We now possess, with gratitude, a partial pension from the federal government. We don’t deserve it; we earned it!” So, we said, let us take the busses when we can. Good idea, we said. It is a good green option, we said. We flashed our pensioner’s cards and took the bus from the Train Shed Museum to Woolies at Mowbray. The bus lowered obediently before us when we got in and when we exited. The bus driver was a nice and polite man. The charge, for a couple of oldies was $3.40…for two kilometres!
Our auto would have been cheaper…so much for the busses. We would walk if arthritis did not make that impossible. Besides, the Hawks football team needs 30 million dollars and the horse ‘industry’ needs at least 100 million. Let us eat cake.

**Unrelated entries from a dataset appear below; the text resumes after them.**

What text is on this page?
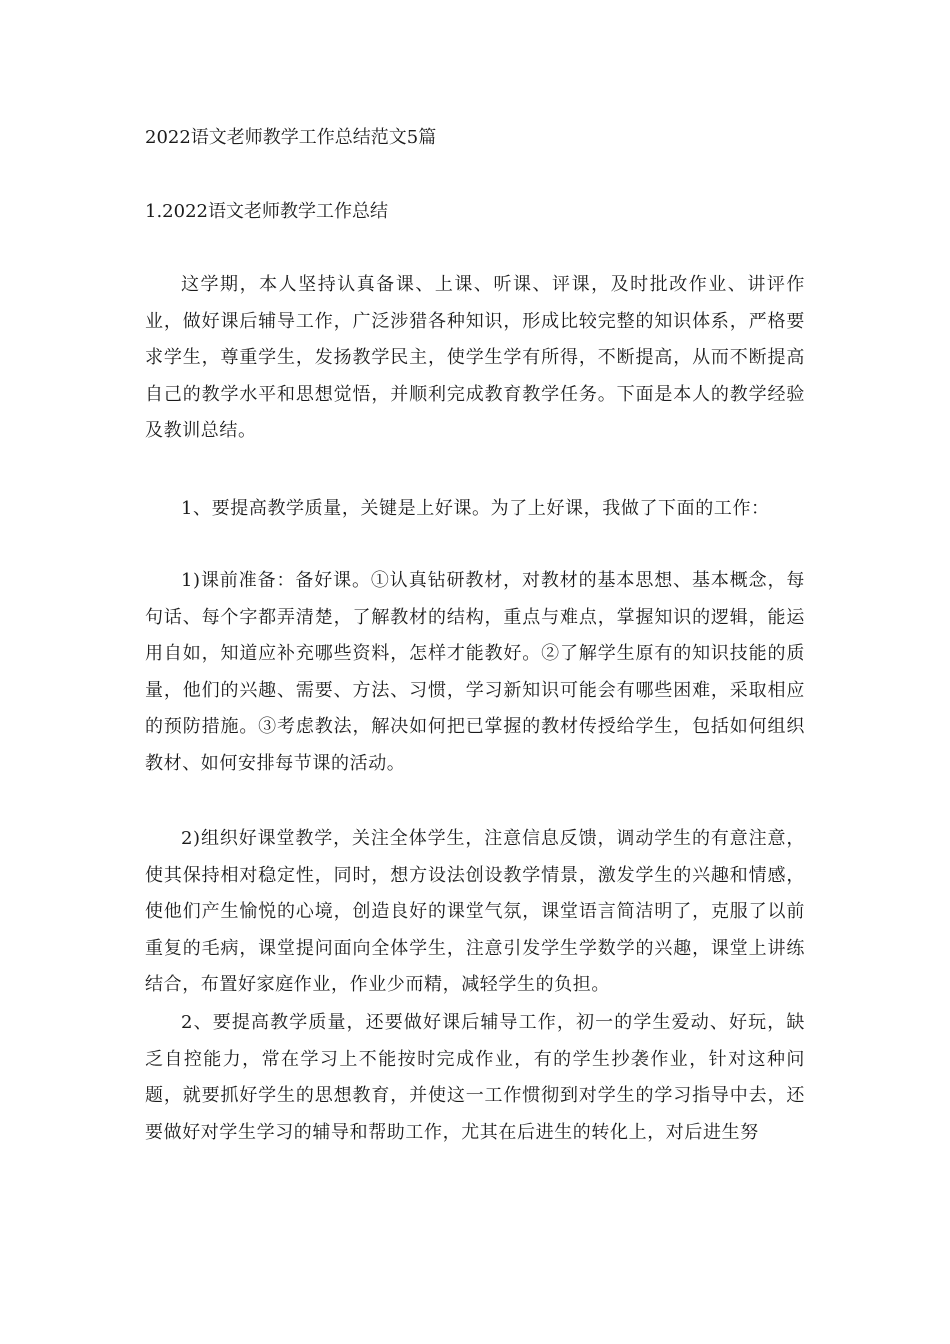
2022语文老师教学工作总结范文5篇
1.2022语文老师教学工作总结

这学期，本人坚持认真备课、上课、听课、评课，及时批改作业、讲评作业，做好课后辅导工作，广泛涉猎各种知识，形成比较完整的知识体系，严格要求学生，尊重学生，发扬教学民主，使学生学有所得，不断提高，从而不断提高自己的教学水平和思想觉悟，并顺利完成教育教学任务。下面是本人的教学经验及教训总结。

1、要提高教学质量，关键是上好课。为了上好课，我做了下面的工作：

1)课前准备：备好课。①认真钻研教材，对教材的基本思想、基本概念，每句话、每个字都弄清楚，了解教材的结构，重点与难点，掌握知识的逻辑，能运用自如，知道应补充哪些资料，怎样才能教好。②了解学生原有的知识技能的质量，他们的兴趣、需要、方法、习惯，学习新知识可能会有哪些困难，采取相应的预防措施。③考虑教法，解决如何把已掌握的教材传授给学生，包括如何组织教材、如何安排每节课的活动。

2)组织好课堂教学，关注全体学生，注意信息反馈，调动学生的有意注意，使其保持相对稳定性，同时，想方设法创设教学情景，激发学生的兴趣和情感，使他们产生愉悦的心境，创造良好的课堂气氛，课堂语言简洁明了，克服了以前重复的毛病，课堂提问面向全体学生，注意引发学生学数学的兴趣，课堂上讲练结合，布置好家庭作业，作业少而精，减轻学生的负担。

2、要提高教学质量，还要做好课后辅导工作，初一的学生爱动、好玩，缺乏自控能力，常在学习上不能按时完成作业，有的学生抄袭作业，针对这种问题，就要抓好学生的思想教育，并使这一工作惯彻到对学生的学习指导中去，还要做好对学生学习的辅导和帮助工作，尤其在后进生的转化上，对后进生努
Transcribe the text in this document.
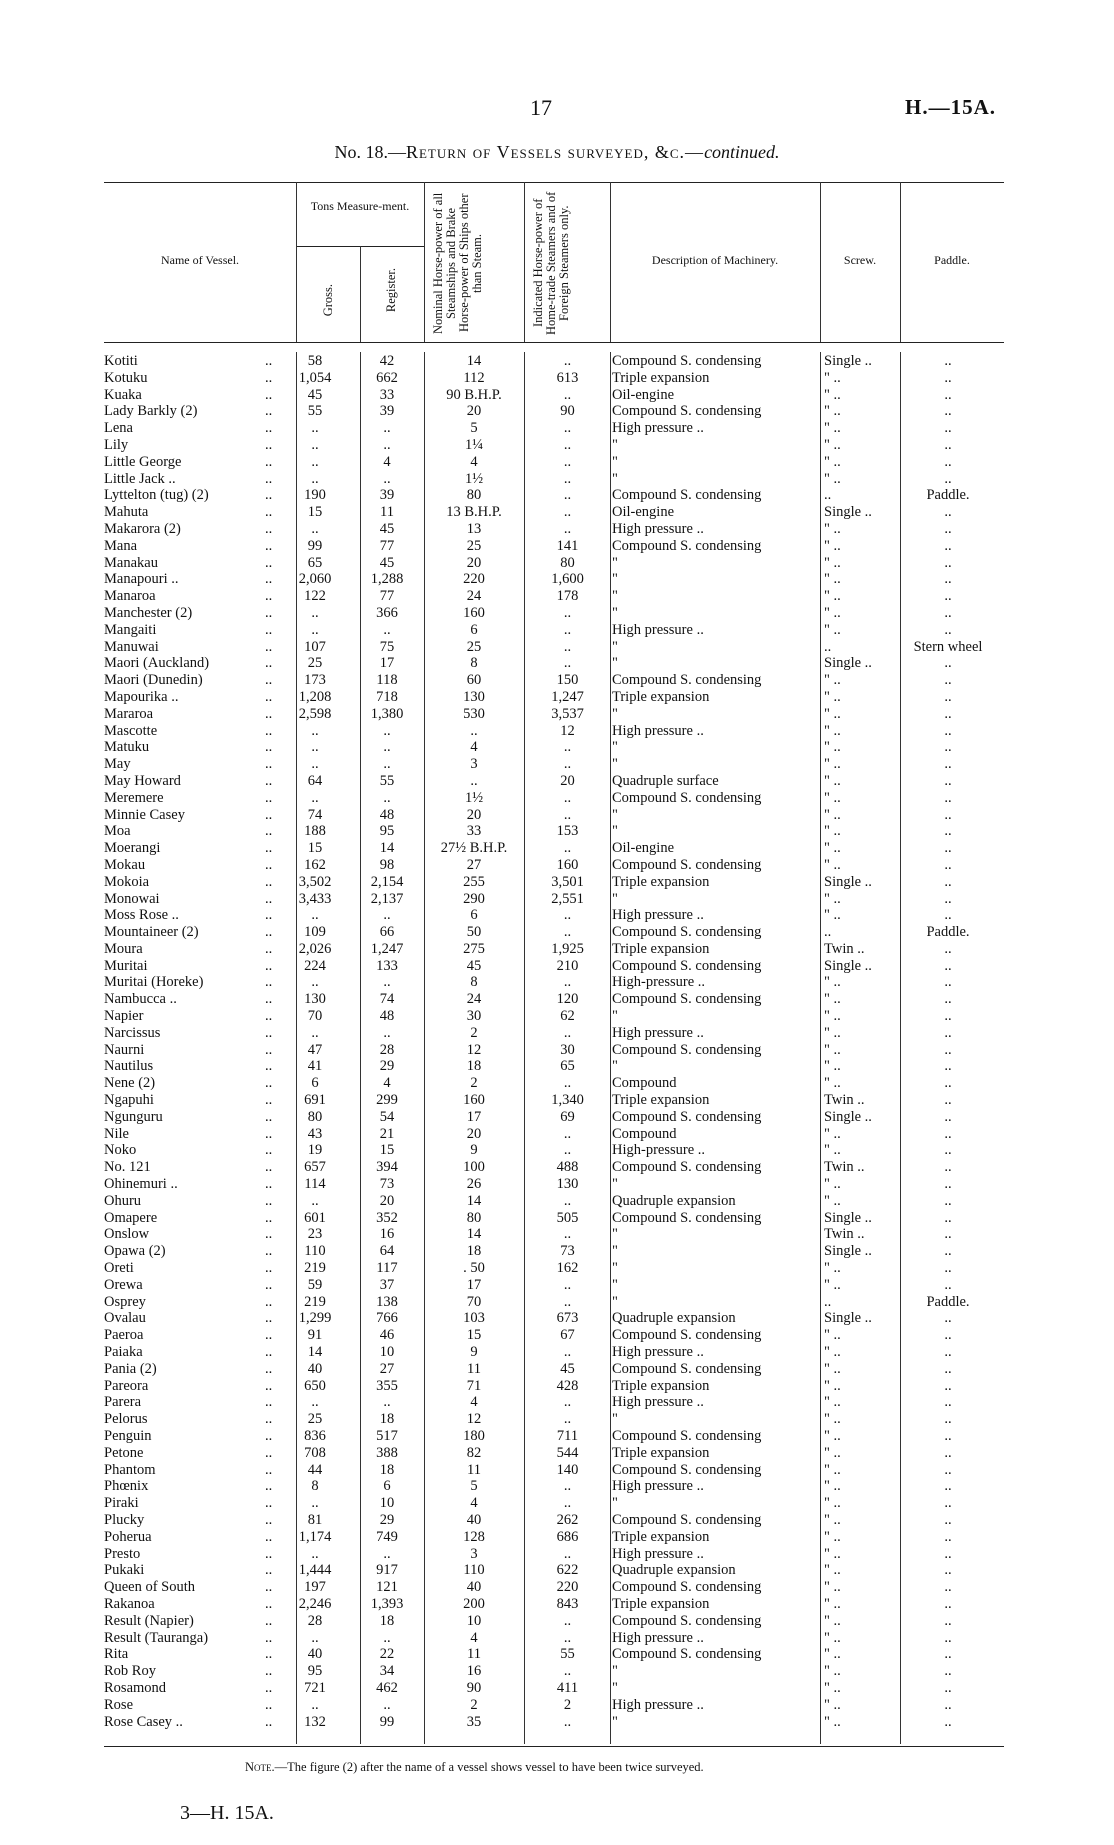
17	H.—15A.
No. 18.—Return of Vessels surveyed, &c.—continued.
Name of Vessel.
Tons Measure-ment.
Gross.	Register.	Nominal Horse-power of all Steamships and Brake Horse-power of Ships other than Steam.	Indicated Horse-power of Home-trade Steamers and of Foreign Steamers only.	Description of Machinery.	Screw.	Paddle.
Kotiti	..	58	42	14	..	Compound S. condensing	Single ..	..
Kotuku	..	1,054	662	112	613	Triple expansion	" ..	..
Kuaka	..	45	33	90 B.H.P.	..	Oil-engine	" ..	..
Lady Barkly (2)	..	55	39	20	90	Compound S. condensing	" ..	..
Lena	..	..	..	5	..	High pressure ..	" ..	..
Lily	..	..	..	1¼	..	"	" ..	..
Little George	..	..	4	4	..	"	" ..	..
Little Jack ..	..	..	..	1½	..	"	" ..	..
Lyttelton (tug) (2)	..	190	39	80	..	Compound S. condensing	..	Paddle.
Mahuta	..	15	11	13 B.H.P.	..	Oil-engine	Single ..	..
Makarora (2)	..	..	45	13	..	High pressure ..	" ..	..
Mana	..	99	77	25	141	Compound S. condensing	" ..	..
Manakau	..	65	45	20	80	"	" ..	..
Manapouri ..	..	2,060	1,288	220	1,600	"	" ..	..
Manaroa	..	122	77	24	178	"	" ..	..
Manchester (2)	..	..	366	160	..	"	" ..	..
Mangaiti	..	..	..	6	..	High pressure ..	" ..	..
Manuwai	..	107	75	25	..	"	..	Stern wheel
Maori (Auckland)	..	25	17	8	..	"	Single ..	..
Maori (Dunedin)	..	173	118	60	150	Compound S. condensing	" ..	..
Mapourika ..	..	1,208	718	130	1,247	Triple expansion	" ..	..
Mararoa	..	2,598	1,380	530	3,537	"	" ..	..
Mascotte	..	..	..	..	12	High pressure ..	" ..	..
Matuku	..	..	..	4	..	"	" ..	..
May	..	..	..	3	..	"	" ..	..
May Howard	..	64	55	..	20	Quadruple surface	" ..	..
Meremere	..	..	..	1½	..	Compound S. condensing	" ..	..
Minnie Casey	..	74	48	20	..	"	" ..	..
Moa	..	188	95	33	153	"	" ..	..
Moerangi	..	15	14	27½ B.H.P.	..	Oil-engine	" ..	..
Mokau	..	162	98	27	160	Compound S. condensing	" ..	..
Mokoia	..	3,502	2,154	255	3,501	Triple expansion	Single ..	..
Monowai	..	3,433	2,137	290	2,551	"	" ..	..
Moss Rose ..	..	..	..	6	..	High pressure ..	" ..	..
Mountaineer (2)	..	109	66	50	..	Compound S. condensing	..	Paddle.
Moura	..	2,026	1,247	275	1,925	Triple expansion	Twin ..	..
Muritai	..	224	133	45	210	Compound S. condensing	Single ..	..
Muritai (Horeke)	..	..	..	8	..	High-pressure ..	" ..	..
Nambucca ..	..	130	74	24	120	Compound S. condensing	" ..	..
Napier	..	70	48	30	62	"	" ..	..
Narcissus	..	..	..	2	..	High pressure ..	" ..	..
Naurni	..	47	28	12	30	Compound S. condensing	" ..	..
Nautilus	..	41	29	18	65	"	" ..	..
Nene (2)	..	6	4	2	..	Compound	" ..	..
Ngapuhi	..	691	299	160	1,340	Triple expansion	Twin ..	..
Ngunguru	..	80	54	17	69	Compound S. condensing	Single ..	..
Nile	..	43	21	20	..	Compound	" ..	..
Noko	..	19	15	9	..	High-pressure ..	" ..	..
No. 121	..	657	394	100	488	Compound S. condensing	Twin ..	..
Ohinemuri ..	..	114	73	26	130	"	" ..	..
Ohuru	..	..	20	14	..	Quadruple expansion	" ..	..
Omapere	..	601	352	80	505	Compound S. condensing	Single ..	..
Onslow	..	23	16	14	..	"	Twin ..	..
Opawa (2)	..	110	64	18	73	"	Single ..	..
Oreti	..	219	117	. 50	162	"	" ..	..
Orewa	..	59	37	17	..	"	" ..	..
Osprey	..	219	138	70	..	"	..	Paddle.
Ovalau	..	1,299	766	103	673	Quadruple expansion	Single ..	..
Paeroa	..	91	46	15	67	Compound S. condensing	" ..	..
Paiaka	..	14	10	9	..	High pressure ..	" ..	..
Pania (2)	..	40	27	11	45	Compound S. condensing	" ..	..
Pareora	..	650	355	71	428	Triple expansion	" ..	..
Parera	..	..	..	4	..	High pressure ..	" ..	..
Pelorus	..	25	18	12	..	"	" ..	..
Penguin	..	836	517	180	711	Compound S. condensing	" ..	..
Petone	..	708	388	82	544	Triple expansion	" ..	..
Phantom	..	44	18	11	140	Compound S. condensing	" ..	..
Phœnix	..	8	6	5	..	High pressure ..	" ..	..
Piraki	..	..	10	4	..	"	" ..	..
Plucky	..	81	29	40	262	Compound S. condensing	" ..	..
Poherua	..	1,174	749	128	686	Triple expansion	" ..	..
Presto	..	..	..	3	..	High pressure ..	" ..	..
Pukaki	..	1,444	917	110	622	Quadruple expansion	" ..	..
Queen of South	..	197	121	40	220	Compound S. condensing	" ..	..
Rakanoa	..	2,246	1,393	200	843	Triple expansion	" ..	..
Result (Napier)	..	28	18	10	..	Compound S. condensing	" ..	..
Result (Tauranga)	..	..	..	4	..	High pressure ..	" ..	..
Rita	..	40	22	11	55	Compound S. condensing	" ..	..
Rob Roy	..	95	34	16	..	"	" ..	..
Rosamond	..	721	462	90	411	"	" ..	..
Rose	..	..	..	2	2	High pressure ..	" ..	..
Rose Casey ..	..	132	99	35	..	"	" ..	..
Note.—The figure (2) after the name of a vessel shows vessel to have been twice surveyed.
3—H. 15A.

Secondly, we have also learned another trick about deteriorating infrastructure. We live at the top of the Finger Post Hill and at the very bottom is a small wooden bridge which has been the site of many accidents, many floodings and at least one traffic death of which we know. The bridge is on a slight curve and treacherous. The scars of the years give it an ominous look. Trucks thunder around the slight turn and one quickly prays that the logs will not slip off, the truck tail will not fish nor the pine boards collapse on top of the car. It has not happened yet.
But Lo! I have discovered something all Tasmanian drivers should know: I look as far up the Finger Post as I can and…pull over and stop if there is a truck coming. Simple! I am guaranteed another safe passage…at least until I get to the blind corner about a kilometre ahead. Who says we cannot live bravely in this new world?
The trouble is; I think the infrastructure of Tasmania is deteriorating faster than I am! With luck I may have fifteen more years…I doubt if Tasmania’s infrastructure does.
AS WE wait for the second and perhaps the third shoe to fall while the proposed pulp mill waits for final decisions, life goes on. The infrastructure of Tasmania and the needs of Tasmanians continue to age. Some things never change.